Meaty hands, slabs of flesh that showed a century's worth of burns, callouses, and singed armchairs, and sweat, seized the hapless assistant by the collar and he found himself being shaken frantically, his head snapping back and forth like a rag doll. "GET IT OUT! GET IT OUT OF THE POT! NOW!!! EVERY LAST PIECE OF IT!"

The boy's teeth were chattering in his skull.

Desperately, the chef plunged his fingers into the seething stew in a futile attempt to salvage the royal sausage, only to recoil in agony as flames always won. The moment his flesh touched the bubbling stew he yelled, recoiling like a snake.
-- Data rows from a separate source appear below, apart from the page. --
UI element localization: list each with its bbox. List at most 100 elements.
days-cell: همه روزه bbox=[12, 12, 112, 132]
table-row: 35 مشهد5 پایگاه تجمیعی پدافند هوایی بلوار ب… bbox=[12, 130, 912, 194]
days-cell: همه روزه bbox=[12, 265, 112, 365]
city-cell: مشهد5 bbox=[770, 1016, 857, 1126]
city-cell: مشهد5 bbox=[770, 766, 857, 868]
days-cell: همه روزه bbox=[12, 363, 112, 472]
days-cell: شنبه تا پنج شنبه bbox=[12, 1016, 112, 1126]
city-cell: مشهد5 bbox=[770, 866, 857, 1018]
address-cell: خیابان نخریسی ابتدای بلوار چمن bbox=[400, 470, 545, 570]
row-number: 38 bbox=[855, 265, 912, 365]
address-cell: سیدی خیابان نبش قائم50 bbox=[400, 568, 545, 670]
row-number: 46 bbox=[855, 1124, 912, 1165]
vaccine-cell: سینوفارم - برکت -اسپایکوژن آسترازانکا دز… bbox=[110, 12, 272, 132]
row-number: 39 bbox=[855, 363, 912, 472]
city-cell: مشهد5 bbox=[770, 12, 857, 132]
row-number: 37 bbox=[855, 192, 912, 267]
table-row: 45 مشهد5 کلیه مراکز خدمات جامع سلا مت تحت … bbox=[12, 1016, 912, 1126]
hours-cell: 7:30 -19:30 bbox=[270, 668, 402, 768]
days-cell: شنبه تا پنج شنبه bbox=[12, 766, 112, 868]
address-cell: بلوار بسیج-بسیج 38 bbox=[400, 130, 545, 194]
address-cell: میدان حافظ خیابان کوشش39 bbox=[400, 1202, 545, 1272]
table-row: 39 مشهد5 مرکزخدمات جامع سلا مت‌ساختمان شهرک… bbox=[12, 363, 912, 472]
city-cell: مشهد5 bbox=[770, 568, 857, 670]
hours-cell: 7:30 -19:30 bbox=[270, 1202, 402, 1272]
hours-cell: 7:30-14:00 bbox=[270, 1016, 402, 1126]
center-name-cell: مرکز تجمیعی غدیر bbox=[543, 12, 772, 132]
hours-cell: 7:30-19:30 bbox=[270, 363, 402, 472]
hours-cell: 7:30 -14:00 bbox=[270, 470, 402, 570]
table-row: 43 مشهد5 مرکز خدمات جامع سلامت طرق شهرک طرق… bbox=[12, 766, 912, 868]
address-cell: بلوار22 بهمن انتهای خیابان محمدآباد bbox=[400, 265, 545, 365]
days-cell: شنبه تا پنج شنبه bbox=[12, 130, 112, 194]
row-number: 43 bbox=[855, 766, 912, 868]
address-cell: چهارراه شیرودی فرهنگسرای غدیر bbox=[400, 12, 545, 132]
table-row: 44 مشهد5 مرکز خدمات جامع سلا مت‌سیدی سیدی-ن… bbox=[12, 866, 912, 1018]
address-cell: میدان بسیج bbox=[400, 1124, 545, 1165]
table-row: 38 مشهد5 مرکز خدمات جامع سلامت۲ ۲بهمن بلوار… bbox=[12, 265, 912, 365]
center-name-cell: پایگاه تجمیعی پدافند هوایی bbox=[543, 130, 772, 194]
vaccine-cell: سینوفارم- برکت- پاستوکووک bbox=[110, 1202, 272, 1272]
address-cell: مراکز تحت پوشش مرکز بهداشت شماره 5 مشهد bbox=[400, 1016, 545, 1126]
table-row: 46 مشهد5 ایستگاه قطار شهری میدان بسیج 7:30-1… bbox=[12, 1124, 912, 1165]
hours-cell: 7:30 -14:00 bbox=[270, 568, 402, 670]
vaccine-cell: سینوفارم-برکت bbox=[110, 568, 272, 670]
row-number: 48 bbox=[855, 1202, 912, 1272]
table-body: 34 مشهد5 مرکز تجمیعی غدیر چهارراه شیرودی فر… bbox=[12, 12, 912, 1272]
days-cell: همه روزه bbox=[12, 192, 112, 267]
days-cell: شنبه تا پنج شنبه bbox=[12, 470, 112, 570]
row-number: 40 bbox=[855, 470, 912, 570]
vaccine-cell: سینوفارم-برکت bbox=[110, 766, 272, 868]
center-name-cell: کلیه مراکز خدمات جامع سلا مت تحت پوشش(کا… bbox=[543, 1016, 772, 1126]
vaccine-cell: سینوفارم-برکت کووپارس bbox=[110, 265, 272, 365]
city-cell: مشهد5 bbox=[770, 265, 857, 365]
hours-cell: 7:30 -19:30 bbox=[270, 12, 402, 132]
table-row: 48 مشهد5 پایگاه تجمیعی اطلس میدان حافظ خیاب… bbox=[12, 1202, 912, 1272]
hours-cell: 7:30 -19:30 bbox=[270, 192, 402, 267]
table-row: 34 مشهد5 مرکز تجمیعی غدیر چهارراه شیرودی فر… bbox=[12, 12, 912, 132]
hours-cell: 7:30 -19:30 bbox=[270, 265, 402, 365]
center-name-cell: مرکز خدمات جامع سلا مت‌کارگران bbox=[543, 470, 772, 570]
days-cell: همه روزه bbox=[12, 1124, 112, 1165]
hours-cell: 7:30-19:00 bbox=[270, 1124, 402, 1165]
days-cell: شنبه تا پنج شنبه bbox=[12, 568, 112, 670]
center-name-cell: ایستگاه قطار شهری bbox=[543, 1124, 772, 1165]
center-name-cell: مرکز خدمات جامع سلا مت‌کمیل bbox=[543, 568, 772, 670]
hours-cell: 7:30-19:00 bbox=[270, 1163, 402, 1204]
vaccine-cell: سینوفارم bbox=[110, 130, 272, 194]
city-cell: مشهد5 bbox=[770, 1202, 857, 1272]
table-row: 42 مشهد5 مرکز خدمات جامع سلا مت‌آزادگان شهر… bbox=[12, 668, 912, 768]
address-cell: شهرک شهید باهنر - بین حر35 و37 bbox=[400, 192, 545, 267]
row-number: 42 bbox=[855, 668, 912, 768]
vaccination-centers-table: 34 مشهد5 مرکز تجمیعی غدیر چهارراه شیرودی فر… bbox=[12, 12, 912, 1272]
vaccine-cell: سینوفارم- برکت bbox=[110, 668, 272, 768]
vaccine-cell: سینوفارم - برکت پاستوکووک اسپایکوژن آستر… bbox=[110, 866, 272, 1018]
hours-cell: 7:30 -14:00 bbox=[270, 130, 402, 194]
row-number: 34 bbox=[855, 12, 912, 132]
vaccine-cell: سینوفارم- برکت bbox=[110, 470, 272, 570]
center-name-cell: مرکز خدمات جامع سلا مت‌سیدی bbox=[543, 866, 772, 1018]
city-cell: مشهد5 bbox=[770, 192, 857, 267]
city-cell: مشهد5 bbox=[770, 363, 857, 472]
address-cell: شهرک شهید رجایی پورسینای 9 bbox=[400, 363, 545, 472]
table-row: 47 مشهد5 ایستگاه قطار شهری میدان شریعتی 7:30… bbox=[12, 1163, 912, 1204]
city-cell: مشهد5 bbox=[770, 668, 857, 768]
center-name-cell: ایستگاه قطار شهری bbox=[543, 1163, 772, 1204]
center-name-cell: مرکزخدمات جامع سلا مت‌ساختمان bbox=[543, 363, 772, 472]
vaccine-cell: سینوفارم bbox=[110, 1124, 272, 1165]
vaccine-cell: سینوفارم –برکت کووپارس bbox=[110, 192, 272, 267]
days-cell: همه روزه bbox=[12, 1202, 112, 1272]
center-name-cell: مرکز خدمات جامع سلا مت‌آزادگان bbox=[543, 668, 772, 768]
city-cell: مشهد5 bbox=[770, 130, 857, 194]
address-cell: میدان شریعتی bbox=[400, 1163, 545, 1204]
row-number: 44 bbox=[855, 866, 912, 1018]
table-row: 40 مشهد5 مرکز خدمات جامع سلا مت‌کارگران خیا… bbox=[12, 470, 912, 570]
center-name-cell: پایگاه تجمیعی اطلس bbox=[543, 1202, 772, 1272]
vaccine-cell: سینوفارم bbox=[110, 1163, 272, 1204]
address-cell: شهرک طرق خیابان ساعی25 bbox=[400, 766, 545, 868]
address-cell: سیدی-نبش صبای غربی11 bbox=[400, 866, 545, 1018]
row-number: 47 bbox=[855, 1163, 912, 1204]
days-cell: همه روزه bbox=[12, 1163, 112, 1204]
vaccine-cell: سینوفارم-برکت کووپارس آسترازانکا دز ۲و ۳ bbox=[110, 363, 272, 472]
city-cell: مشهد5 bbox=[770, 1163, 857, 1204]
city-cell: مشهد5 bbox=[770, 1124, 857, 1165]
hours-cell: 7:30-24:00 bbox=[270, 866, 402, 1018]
He stuck his fingers between his thighs to ease the pain. The boy rubbed his aching jaw.

"Why the hysterics? It's just meat. You can eat it, if you want," he remarked, his tone as casual as a Sunday stroll through the royal gardens.

"ARE YOU STONE-DEAF, BOY?" he shrieked. "ARE YOU WANTING YOUR HEAD ON A PLATE SERVED TO THE KING?!"

"None at all, but if your King wishes us to waste his good ingredients, I don't see any harm in using it."

"You- a chore boy shouldn't be sticking ya nose where it doesn't belong!" His rough country accent grew thicker with each passing moment.

"I'm hungry, though." The words were sullen.

"Dammit!"

He ladled a plate and scooped a quelle of fluffy white potatoes and served with a side of olive oil-sautéed asparagus with soybean sauce. The chief grabbed the plate from him with the fork and shovelled a few spoonfuls into his mouth. "What shit is—" To his astonishment, the chef's taste buds were treated to a flavour sensation unlike anything he had ever experienced in his near-half a century of culinary conquests.

"Is it delicious?" the assistant inquired, rocking back on his heels with smug satisfaction.

The chef, his mouth still full of stew, could only nod in dumbfounded agreement as he eagerly demanded another helping. "Where d'ye make this?" he demanded. It was so damn delicious!

He tapped his skull. "I've got a whole head of them. Childhood food from my Ma." He didn't dare mention that it was simple, hearty peasant food of this meal would never again see the light of day from the chef.

"Do me another potful!"

He obeyed, finely chopping onions, and peeled garlic, frying them in olive oil with generous handfuls of thyme and parsley. He added peeled, pureed tomatoes, water, beef hoof stock, diced bacon, and the remaining uncooked sausage. He stirred the thick mixture in the pot, seasoning to taste with a tub of white lima beans. "Now we let it cook." He nodded to the small pan he'd prepared for himself. "Anyone hungry for more?"

"I'll have another," snapped the chef.

The other cooks looked on in slack-jawed amazement, they too succumbed to the irresistible aroma of rebellion, eagerly joining in the feast of forbidden sausage stew.All the recipes they followed were of the chef's own secret notes, apart from the Queen's tarts. This was unheard of!

"What the hell, this is good!" They dove into the stew and settled on the fruit crates to eat.

The boy smiled as he finally tucked into his own bowl of sausage stew, Perhaps the girl was wise where he worked. And he'd enjoy it, for the Time being.